Kamis, 26 Februari 2015
Ikatan Pelajar dan Mahasiswa
Deiyai Yogyakarta dan Solo (IPMADE JOGJA-SOLO) mengadakan diskusi lepas dengan topik
“Kesadaran”. Selain itu pula menindaklanjuti
buletin edisi ke-7. Diskusi dilaksanakan pada hari kamis, 26/02/15 pukul 20.00
– 22.30 WIB bertempat di Asrama Deiyai
Yogyakarta.
Diskusi dibuka dengan doa oleh Agustinus Pekei. Diskusi ini terlihat sangat
menarik karena setiap anggota yang mengikuti diskusi ini dapat memaparkan ide-
ide tentang kesadaran. Mereka terlihat antusias dan proaktif dalam mengikuti diskusi tersebut. Tujuan
dilaksanakannya diskusi lepas adalah melatih cara menyampaikan ide dari tiap
anggota yang hadir, termasuk melatih keberanian berbicara di depan umum.

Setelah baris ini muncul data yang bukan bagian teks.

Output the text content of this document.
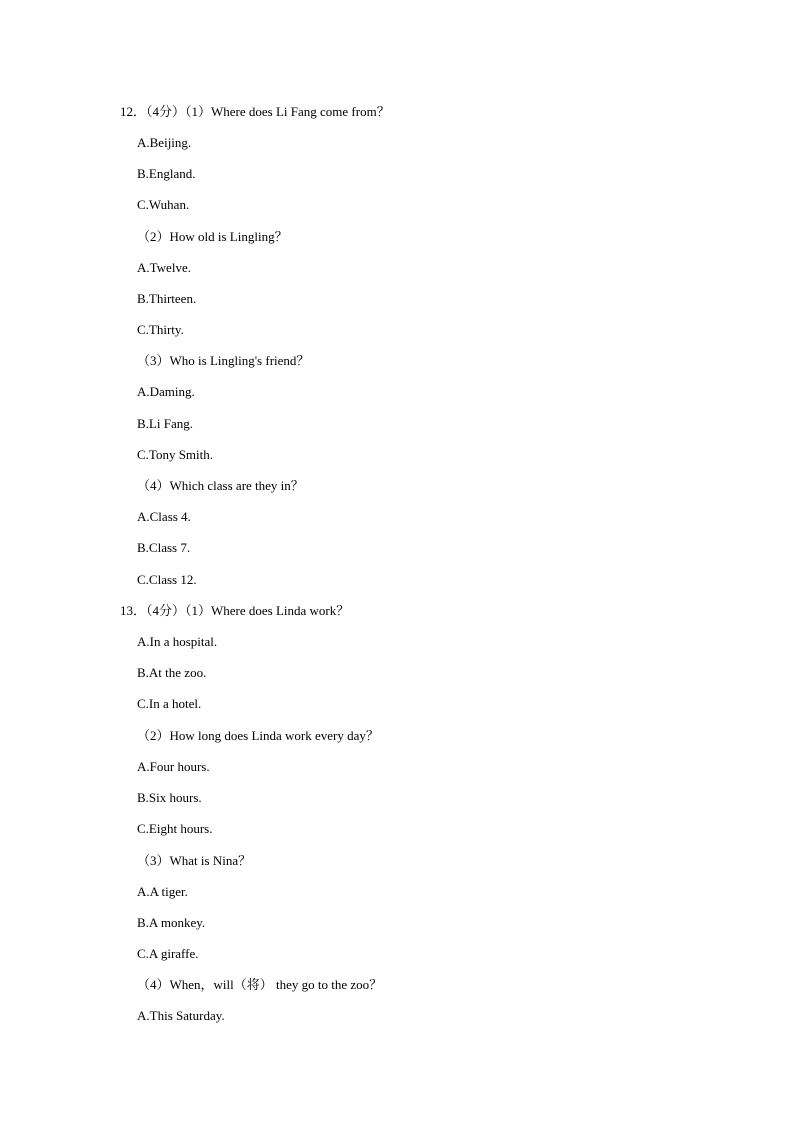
12．（4分）（1）Where does Li Fang come from？
A.Beijing.
B.England.
C.Wuhan.
（2）How old is Lingling？
A.Twelve.
B.Thirteen.
C.Thirty.
（3）Who is Lingling's friend？
A.Daming.
B.Li Fang.
C.Tony Smith.
（4）Which class are they in？
A.Class 4.
B.Class 7.
C.Class 12.
13．（4分）（1）Where does Linda work？
A.In a hospital.
B.At the zoo.
C.In a hotel.
（2）How long does Linda work every day？
A.Four hours.
B.Six hours.
C.Eight hours.
（3）What is Nina？
A.A tiger.
B.A monkey.
C.A giraffe.
（4）When，will（将） they go to the zoo？
A.This Saturday.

Dari kata dasar, sadar berarti
merenungkan kembali atau merefleksikan
kembali apa yang telah, sedang dan akan terjadi. Merenungkan berarti melihat
kembali kemungkinan- kemungkinan yang akan terjadi ke depan, supaya di kemudian
hari tidak menyesal.
Pemandu acara, Stefanus Bukega menjelaskan bahwa “Biasanya
banyak orang sadar dan mulai merespon ketika masalah benar-
benar terjadi. Ketika masalah itu terjadi, barulah orang mulai sadar
lalu menyesal. Penjelasan lain pula dijelaskan oleh Agustian Tatogo bahwa, “Kesalahan yang terjadi selama
ini, orang sadar setelah
suatu masalah menimpa padanya. Tetapi
sebenarnya, kesadaran itu kita rasakan sebelum terjadi sesuatu hal. Misalnya, sadar akan diri
sendiri terutama status kita sebagai
mahasiswa yang besikap dewasa dan bertingka laku seperti orang dewasa”.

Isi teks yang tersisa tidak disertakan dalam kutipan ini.